Although Jane Collier devised many of her own teaching methods, the school itself was modelled on British institutes for the blind. Children were given a primary level education at the institute and were then directed into industrial training, or, in some cases, further academic work. Jane Collier encouraged her brightest pupil, Ernest Chitty, to pursue his studies and taught him to type so that he could sit examinations. Later he attended Auckland University College, graduating MA, and studied for the ministry at St John’s College.
Jane Collier became engaged to the Reverend Henry Lawrence Blamires, a Wesleyan minister, and on 12 March 1900 they married at Auckland.
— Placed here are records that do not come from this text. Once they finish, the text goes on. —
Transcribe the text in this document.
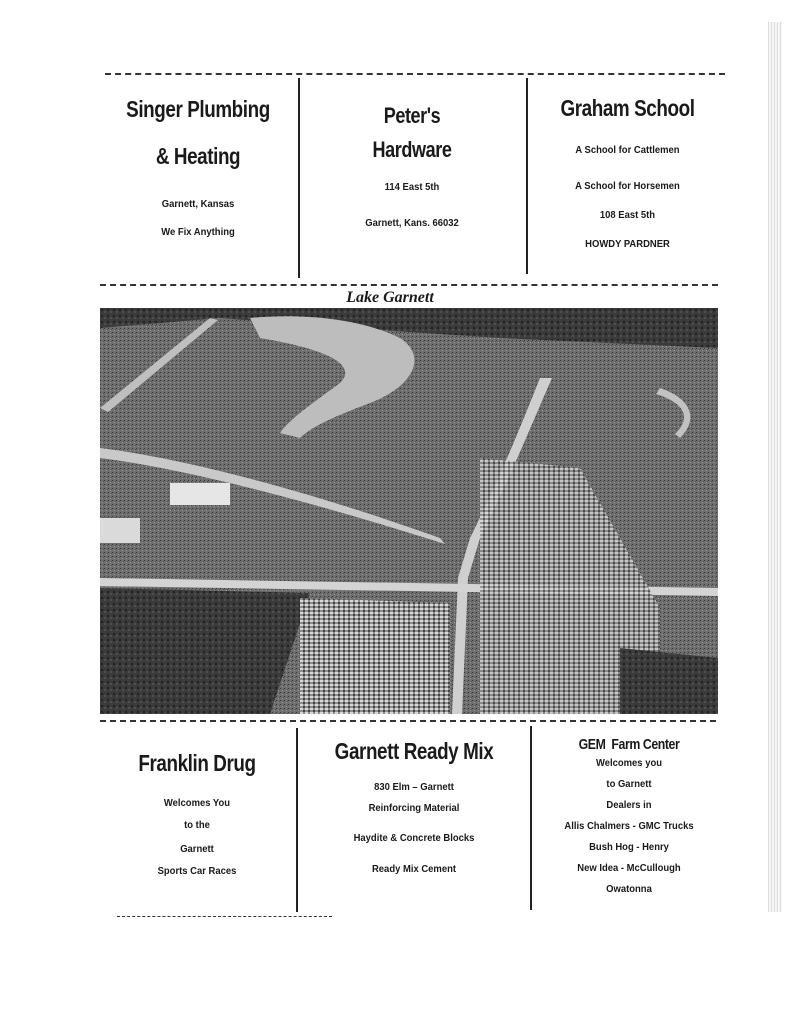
Singer Plumbing
& Heating
Garnett, Kansas
We Fix Anything
Peter's
Hardware
114 East 5th
Garnett, Kans. 66032
Graham School
A School for Cattlemen
A School for Horsemen
108 East 5th
HOWDY PARDNER
Lake Garnett
Franklin Drug
Welcomes You
to the
Garnett
Sports Car Races
Garnett Ready Mix
830 Elm – Garnett
Reinforcing Material
Haydite & Concrete Blocks
Ready Mix Cement
GEM  Farm Center
Welcomes you
to Garnett
Dealers in
Allis Chalmers - GMC Trucks
Bush Hog - Henry
New Idea - McCullough
Owatonna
The couple shifted to Hamilton shortly afterwards, and subsequently moved to Whanganui and Nelson before settling in Christchurch. Jane Blamires, as she became, had three children: Herbert Arthur, who died in the influenza epidemic of 1918, Rosa Gwendoline Colborne and Mabel Henley.
During these years the church became the other focus of her life. She had been a Sunday school superintendent in Christchurch before her appointment as teacher to the blind, and once again she used her considerable ability and energy as a Bible class teacher and a supporter of mission work. She was New Zealand president of the Methodist Young Women’s Bible Class Union in 1907 and 1908. During the First World War, when Lawrence Blamires was chaplain to the Canterbury Mounted Rifles Regiment, Jane organised local women to make clothing to send to Belgium.
Jane Blamires died in Christchurch on 13 October 1955. She was survived by her husband and two daughters. Her greatest achievement was to lay the foundations for educational attainment among blind people in New Zealand. She did this at a time when many assumed that the blind were incapable of leading productive lives. It was a revelation that blind students could sit and pass the most advanced academic examinations in the land.